First, patients with severe mental illness often have little insight into their illness, and reject treatment because they do not believe they are ill or are suspicious of the treatment. In other words, they reject treatment of their illness because of their illness, not because they are exercising the reasoned judgment of a sound mind thoughtfully protecting its free will. Second, some of them already have their freedom abridged frequently because this lack of insight and judgment causes them to be a threat to themselves or others, and that trouble gets them jailed or involuntarily committed.

Third, mental illness is unique among diseases in the amount of mayhem the patient’s illness causes others, including family, police, emergency medical care providers, hospital staff and society at large. In this regard the patient with untreated mental illness clearly differs from the patient with untreated lung cancer.

This spillover effects to others elevates society’s right and need to intervene beyond the right it would have to intervene in a disease with little or no immediate adverse impact on others. Finally, the freedom to be imprisoned by the mental jail of profoundly disturbed thoughts and terrible quality of life is not freedom.

Those who would err here on the side of patient autonomy often do so for one of two reasons; they do not fully understand the consequences of untreated, severe mental illness, or they are fundamentalists for patient autonomy no matter what the cost.

Severe mental illnesses, especially schizophrenia and so-called manic-depressive illness, are deadly, debilitating, ruinous diseases that preclude good judgment and reasonable quality of life when uncontrolled. These diseases kill patients, ruin careers and families and spread chaos beyond the patient the way a tsunami spreads from an earthquake. Assuming such a patient can have the insight and judgment to make treatment decisions about their care while in the grips of psychosis suggests a failure to understand mental illness as real and serious disease.

Fundamentalists for autonomy of the mentally ill, while well-intentioned and understandable, can only protect that autonomy in totality by sacrificing the many for the few. The many are the large number of mentally ill patients who will improve if they get treatment and who, when surveyed, say they prefer to be treated (and feeling better) even if the treatment is mandated. The few are those patients who would sacrifice themselves in a state of uncontrolled illness to the goal of total autonomy.

Maine and other states have few options but to try well-designed OCP programs. The states need to put the taxpayer dollars that OCP programs save into better community treatment programs for the mentally ill, and the states don’t have enough psychiatric hospital beds to keep admitting these patients to the hospitals instead of taking care of them well in the communities. Nor do they have enough jails.

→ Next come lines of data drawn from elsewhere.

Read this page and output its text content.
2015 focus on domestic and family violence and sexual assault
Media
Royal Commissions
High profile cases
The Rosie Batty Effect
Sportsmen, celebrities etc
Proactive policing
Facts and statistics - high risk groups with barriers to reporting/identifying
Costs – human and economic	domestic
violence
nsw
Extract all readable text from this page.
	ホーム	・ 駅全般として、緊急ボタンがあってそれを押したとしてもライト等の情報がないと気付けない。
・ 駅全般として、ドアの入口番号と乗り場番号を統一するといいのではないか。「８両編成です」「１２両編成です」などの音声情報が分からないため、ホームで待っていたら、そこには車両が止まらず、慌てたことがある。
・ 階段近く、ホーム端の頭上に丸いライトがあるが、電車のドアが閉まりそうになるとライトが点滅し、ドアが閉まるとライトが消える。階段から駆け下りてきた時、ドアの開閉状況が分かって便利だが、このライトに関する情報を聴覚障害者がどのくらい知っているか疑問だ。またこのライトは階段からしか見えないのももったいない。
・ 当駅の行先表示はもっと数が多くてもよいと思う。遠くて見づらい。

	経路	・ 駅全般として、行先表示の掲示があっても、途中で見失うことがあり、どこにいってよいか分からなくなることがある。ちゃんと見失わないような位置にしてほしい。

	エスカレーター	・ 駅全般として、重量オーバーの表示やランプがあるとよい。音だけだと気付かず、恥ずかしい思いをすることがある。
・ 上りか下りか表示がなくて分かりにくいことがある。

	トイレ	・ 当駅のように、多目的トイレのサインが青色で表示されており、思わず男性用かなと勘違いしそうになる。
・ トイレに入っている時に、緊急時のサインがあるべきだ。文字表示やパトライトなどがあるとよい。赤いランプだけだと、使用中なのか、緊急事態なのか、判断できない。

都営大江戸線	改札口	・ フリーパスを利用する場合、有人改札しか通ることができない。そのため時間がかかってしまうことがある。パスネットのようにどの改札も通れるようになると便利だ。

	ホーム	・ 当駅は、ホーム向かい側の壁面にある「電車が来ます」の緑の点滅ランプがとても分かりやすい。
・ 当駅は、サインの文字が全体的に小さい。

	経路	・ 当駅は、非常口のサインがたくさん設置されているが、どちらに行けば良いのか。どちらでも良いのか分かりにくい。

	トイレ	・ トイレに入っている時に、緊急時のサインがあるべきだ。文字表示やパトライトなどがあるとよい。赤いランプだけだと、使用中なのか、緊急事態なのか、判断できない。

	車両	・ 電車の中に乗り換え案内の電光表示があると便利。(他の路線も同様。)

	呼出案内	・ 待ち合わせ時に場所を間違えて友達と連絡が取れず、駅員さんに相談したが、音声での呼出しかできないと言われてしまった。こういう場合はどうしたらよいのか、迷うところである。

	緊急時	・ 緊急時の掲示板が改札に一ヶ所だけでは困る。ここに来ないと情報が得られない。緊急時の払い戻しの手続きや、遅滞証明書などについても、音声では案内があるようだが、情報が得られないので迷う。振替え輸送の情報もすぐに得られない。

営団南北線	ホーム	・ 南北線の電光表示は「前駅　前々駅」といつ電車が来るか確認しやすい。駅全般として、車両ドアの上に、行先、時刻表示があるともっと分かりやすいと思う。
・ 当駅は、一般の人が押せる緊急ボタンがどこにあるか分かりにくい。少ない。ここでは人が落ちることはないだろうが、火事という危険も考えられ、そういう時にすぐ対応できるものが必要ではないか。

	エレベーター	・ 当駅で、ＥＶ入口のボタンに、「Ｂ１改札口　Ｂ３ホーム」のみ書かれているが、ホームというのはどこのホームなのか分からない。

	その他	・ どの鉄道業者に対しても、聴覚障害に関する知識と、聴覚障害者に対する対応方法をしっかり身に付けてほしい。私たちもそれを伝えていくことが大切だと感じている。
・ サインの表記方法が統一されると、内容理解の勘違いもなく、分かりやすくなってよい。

The states also need to do something other than abandon the severely mentally ill to tragic and debilitating cycles of the streets and the jails, emergency departments and the psychiatric hospitals. They need to treat psychiatric illness as real disease that does not fit the traditional model of patient autonomy, disease that wastes patient lives and taxpayer dollars. And in Maine they need to sign the damn check for $524,000 to fund a pilot OCP project. People are certainly dying for the chance to try it.

Erik Steele, D.O., a physician in Bangor, is chief medical officer of Eastern Maine Healthcare Systems and is on the staff of several hospital emergency rooms in the region.